2009 haziran'ı ise bu sefer gayrettepe'de bir ofiste, özel üniversitede okuyan bir piçin diploma projesiyle birlikte nişantaşı'ndaki bir evin terasını çizmekle geçti. oldukça yüksek bir notla geçirdiğim herif muhtemelen şu anda bir projeyle uğraşmak yerine arabasıyla bir yerden bir yere son sürat gidiyordur. ona pek sıcak değildir muhtemelen, m5'inin kliması da arabanın motoru gibi iyi çalışıyordur. performanslıdır. nişantaşı'ndaki terasın sahipleri de çok zengindi bak, o sıralarda yurtdışından aldıkları bir arabayı gümrükten geçirmek için doğru bağlantıları kurmaya çalışıyorlardı. ben ise, birkaç ay önce memleketine dönen ev arkadaşımın bıraktığı geniş boşlukta ayda 950 kağıt kira veriyor ve kalan parayla taklit yapıyordum. insan gibi yaşama taklidi. bir şeyleri yoluna sokmuş da özel zevklerine para harcayan insan taklidi. o kadar sene okumanın boşa gitmediğini gösteren mutlu bir genç taklidi. 

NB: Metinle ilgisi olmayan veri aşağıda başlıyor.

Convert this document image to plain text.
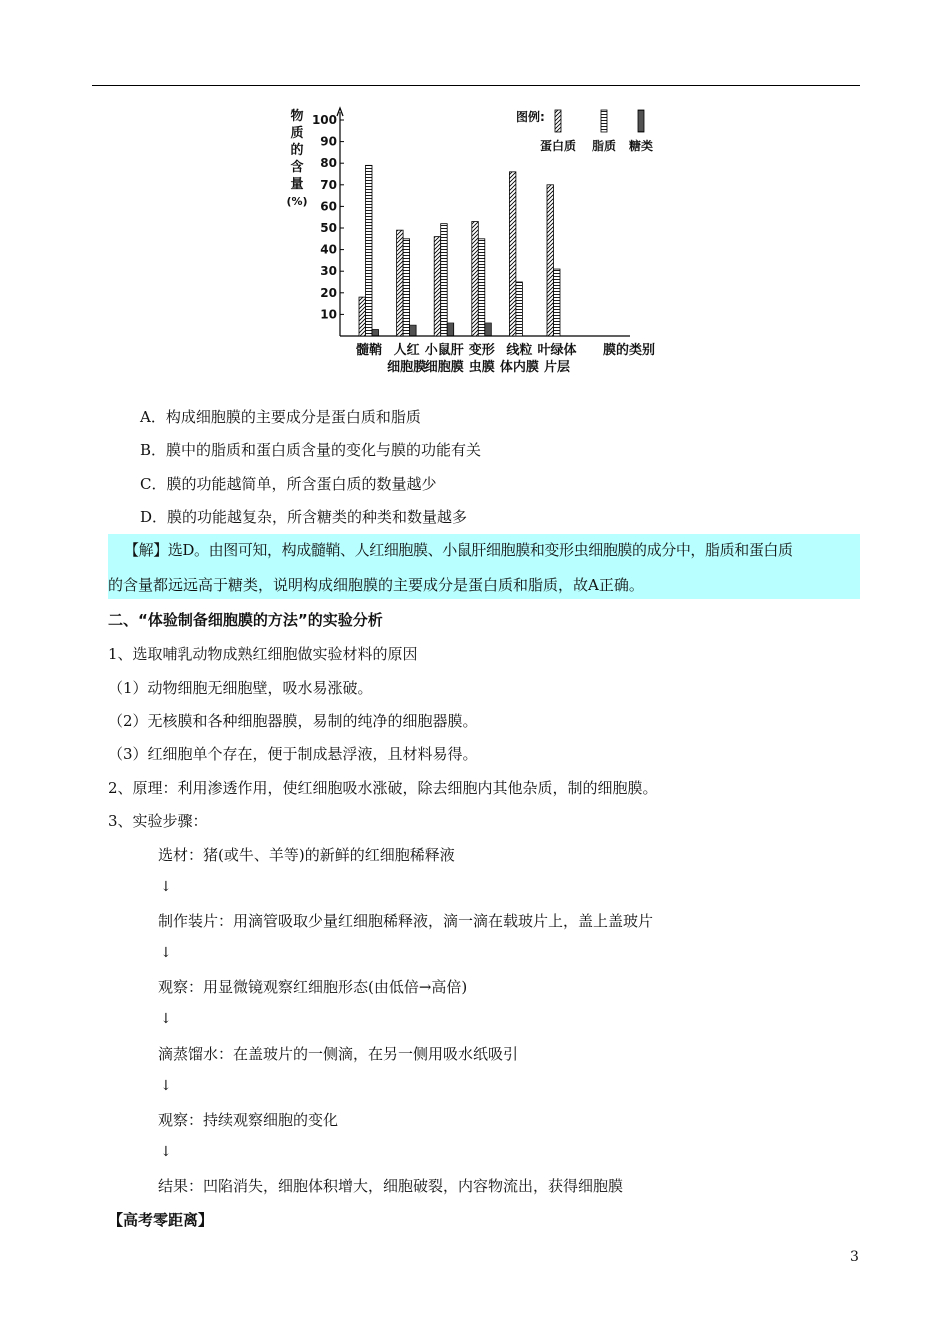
10
20
30
40
50
60
70
80
90
100
物
质
的
含
量
(%)
髓鞘 人红
细胞膜
小鼠肝
细胞膜
变形
虫膜
线粒
体内膜
叶绿体
片层
膜的类别
图例:
蛋白质 脂质 糖类
A．构成细胞膜的主要成分是蛋白质和脂质
B．膜中的脂质和蛋白质含量的变化与膜的功能有关
C．膜的功能越简单，所含蛋白质的数量越少
D．膜的功能越复杂，所含糖类的种类和数量越多
【解】选D。由图可知，构成髓鞘、人红细胞膜、小鼠肝细胞膜和变形虫细胞膜的成分中，脂质和蛋白质
的含量都远远高于糖类，说明构成细胞膜的主要成分是蛋白质和脂质，故A正确。
二、“体验制备细胞膜的方法”的实验分析
1、选取哺乳动物成熟红细胞做实验材料的原因
（1）动物细胞无细胞壁，吸水易涨破。
（2）无核膜和各种细胞器膜，易制的纯净的细胞器膜。
（3）红细胞单个存在，便于制成悬浮液，且材料易得。
2、原理：利用渗透作用，使红细胞吸水涨破，除去细胞内其他杂质，制的细胞膜。
3、实验步骤：
选材：猪(或牛、羊等)的新鲜的红细胞稀释液
↓
制作装片：用滴管吸取少量红细胞稀释液，滴一滴在载玻片上，盖上盖玻片
↓
观察：用显微镜观察红细胞形态(由低倍→高倍)
↓
滴蒸馏水：在盖玻片的一侧滴，在另一侧用吸水纸吸引
↓
观察：持续观察细胞的变化
↓
结果：凹陷消失，细胞体积增大，细胞破裂，内容物流出，获得细胞膜
【高考零距离】
3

taklitlerle geçen haziran ayı sonrasında ağustosta işten çıkmak iyi gelmiş ve bir sonraki haziranda nerede olacağımı kestirememiştim. askere gidebilecek, gitsem bile dönebilecek, dönsem bile iflah olabilecek miydim? haziranda dönmüştüm, dünya kupasına varlığımı emanet etmiş ve temmuzun ortasında geri almıştım. o varlığımla temmuz'da izmir'e gidip iş görüşmesine gittikten yaklaşık beş ay sonra, şimdi çalıştığım ofise ancak girebilmiştim. bazen olmaz bilirsin, bende bazenler de pek olmuyor. genelde "olmaz"larla yaşıyorum. alışmaya çalıştıkça bir şeyler daha da bozuluyor, her şey birbirinin üzerine devrilmeye başlamışken de son anda canımı kurtarıyorum.

başka bir haziranda da önüme devrilen bir binanın taşları ayaklarıma çarpmış ve adana depremi'nde bir şekilde hayatta kalmıştım. oldukça sıcak bir günde, teyzem ile çarşıya çıkarken kaldırımdaki insanların yolun ortasına doğru kaçıştığını görmek başta küçük bir kavga gibi gözükmüştü, ölümden döndüğümü ise bisküviden yapılmış gibi duran apartmanın molozlarına bakarak anlamıştım. kolonlarda ve kirişlerde demir yoktu. o zamanlar, kolonun ve kirişin varlığından habersizdim. fransada devam eden dünya kupasını izler ve zinedine zidane olmak isterdim.

geçen seneki dünya kupasından sonra bu yazın zor geçeceğini biliyordum ama daha haziranın ilk onluğundan yelkenleri suya indirmiş durumdayım. bekle ki bitsin bu yaz. haziran geçsin, temmuz da geldiği gibi geri gitsin. ağustosun ilk haftalarında gerrard kırmızı formasını giyip de anfield road'a çıkarken, antalya'da bir genç de henüz masasına gelen birasından dev bir yudum içsin.